How To Raise Chickens

You can have your own fresh eggs every day if you raise your own chickens. Find out how to raise chickens with this informative guide...

As long as you have some space on your property for a chicken coop, you can raise your own chickens and enjoy fresh eggs and maybe even chicken and dumplings if you desire. Raising chickens does not actually have to start out with eggs. You can incubate fertilized eggs, but it is easier to just purchase some chicks from your local hatchery.

Before you get your chicks, you will need to prepare a temporary home for them, either in a large box or in a closed-off area of your basement. You will need chick feeders and waterers. How many you will need will depend, of course, on how the amount of chicks you will have. You can purchase the feeders and the waterers along with the chick starter feed and any other supplies you will need at your local equity or farm supply store.

Place newspaper in the bottom of the box. This will catch their droppings as well as any spilled food or water. You will need to change the paper daily so their box stays clean. Depending on the age of your chicks, they will be either featherless or have very few feathers. They will need to be kept warm for the first couple weeks. Simply set-up a light about three feet above them. This light will need to be close enough to keep the chicks warm, yet not too close. Keep their waterers filled with clean, fresh water at all times. And, feed them about three times a day.



By the time they are about three weeks old, your chicks can be put in their permanent home outside in the chicken coop. The coop will need to be a sound structure with no holes--even small ones--in it. It will need to be able to protect the chicks from weasels, foxes, and other predatory animals. The chicken coop will need roosts. These are wooden dowels or platforms which are several feet up from the ground. Your chicks will also need nests.

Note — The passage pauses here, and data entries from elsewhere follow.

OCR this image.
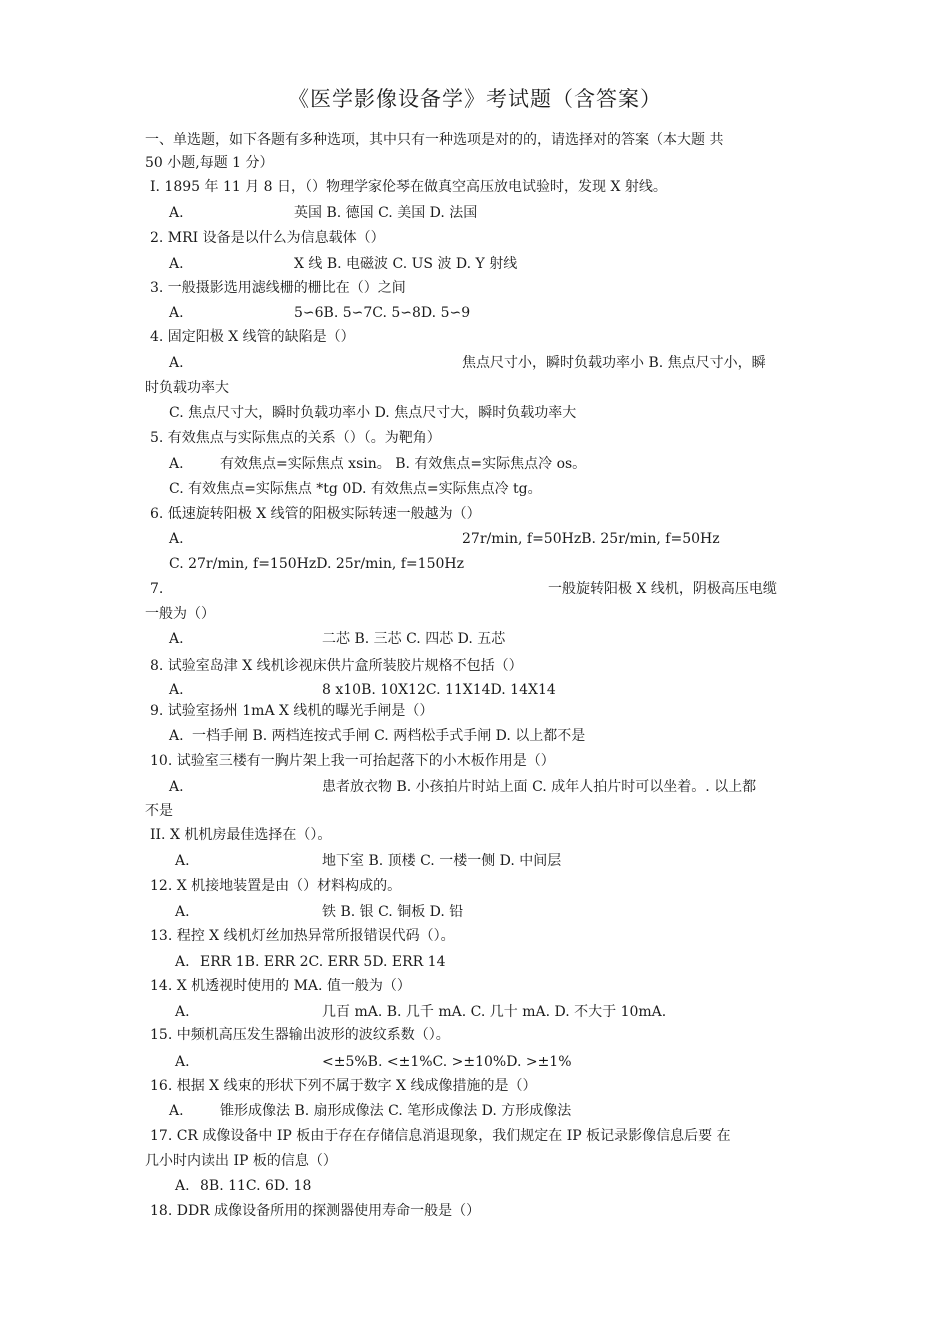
《医学影像设备学》考试题（含答案）
一、单选题，如下各题有多种选项，其中只有一种选项是对的的，请选择对的答案（本大题 共
50 小题,每题 1 分）
I. 1895 年 11 月 8 日，（）物理学家伦琴在做真空高压放电试验时，发现 X 射线。
A.	英国 B. 德国 C. 美国 D. 法国
2. MRI 设备是以什么为信息载体（）
A.	X 线 B. 电磁波 C. US 波 D. Y 射线
3. 一般摄影选用滤线栅的栅比在（）之间
A.	5∽6B. 5∽7C. 5∽8D. 5∽9
4. 固定阳极 X 线管的缺陷是（）
A.	焦点尺寸小，瞬时负载功率小 B. 焦点尺寸小，瞬
时负载功率大
C. 焦点尺寸大，瞬时负载功率小 D. 焦点尺寸大，瞬时负载功率大
5. 有效焦点与实际焦点的关系（）（。为靶角）
A.	有效焦点=实际焦点 xsin。 B. 有效焦点=实际焦点冷 os。
C. 有效焦点=实际焦点 *tg 0D. 有效焦点=实际焦点冷 tg。
6. 低速旋转阳极 X 线管的阳极实际转速一般越为（）
A.	27r/min, f=50HzB. 25r/min, f=50Hz
C. 27r/min, f=150HzD. 25r/min, f=150Hz
7.	一般旋转阳极 X 线机，阴极高压电缆
一般为（）
A.	二芯 B. 三芯 C. 四芯 D. 五芯
8. 试验室岛津 X 线机诊视床供片盒所装胶片规格不包括（）
A.	8 x10B. 10X12C. 11X14D. 14X14
9. 试验室扬州 1mA X 线机的曝光手闸是（）
A. 一档手闸 B. 两档连按式手闸 C. 两档松手式手闸 D. 以上都不是
10. 试验室三楼有一胸片架上我一可抬起落下的小木板作用是（）
A.	患者放衣物 B. 小孩拍片时站上面 C. 成年人拍片时可以坐着。. 以上都
不是
II. X 机机房最佳选择在（）。
A.	地下室 B. 顶楼 C. 一楼一侧 D. 中间层
12. X 机接地装置是由（）材料构成的。
A.	铁 B. 银 C. 铜板 D. 铅
13. 程控 X 线机灯丝加热异常所报错误代码（）。
A. ERR 1B. ERR 2C. ERR 5D. ERR 14
14. X 机透视时使用的 MA. 值一般为（）
A.	几百 mA. B. 几千 mA. C. 几十 mA. D. 不大于 10mA.
15. 中频机高压发生器输出波形的波纹系数（）。
A.	<±5%B. <±1%C. >±10%D. >±1%
16. 根据 X 线束的形状下列不属于数字 X 线成像措施的是（）
A.	锥形成像法 B. 扇形成像法 C. 笔形成像法 D. 方形成像法
17. CR 成像设备中 IP 板由于存在存储信息消退现象，我们规定在 IP 板记录影像信息后要 在
几小时内读出 IP 板的信息（）
A. 8B. 11C. 6D. 18
18. DDR 成像设备所用的探测器使用寿命一般是（）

These are usually small, boxed areas where the hens go to lay their eggs. (Your chicks won't lay eggs for several months yet, but it's best to be prepared anyhow.) Keep them inside the chicken coop for several days until they get used to their new home. Then, you can let them out into the chicken yard in the daytime, but remember to close them back in at night for their protection. You will do this even after they are full-grown birds.

The chicken yard is just a fenced-in area around the chicken coop. There is a special mesh wire you should use for this purpose. You can let your chickens run wild as free as long as you don't mind finding chicken droppings everywhere.

Now, all you have to do is to feed and water your chicks every day, let them in and out of the coop every morning,and at dusk every night, and clean out the chicken coop every so often. When your hens reach about a year old, they will begin laying eggs. At that time, you can start collecting eggs every morning after you let the chickens out.

Overall, chickens require little maintenance to take care of them.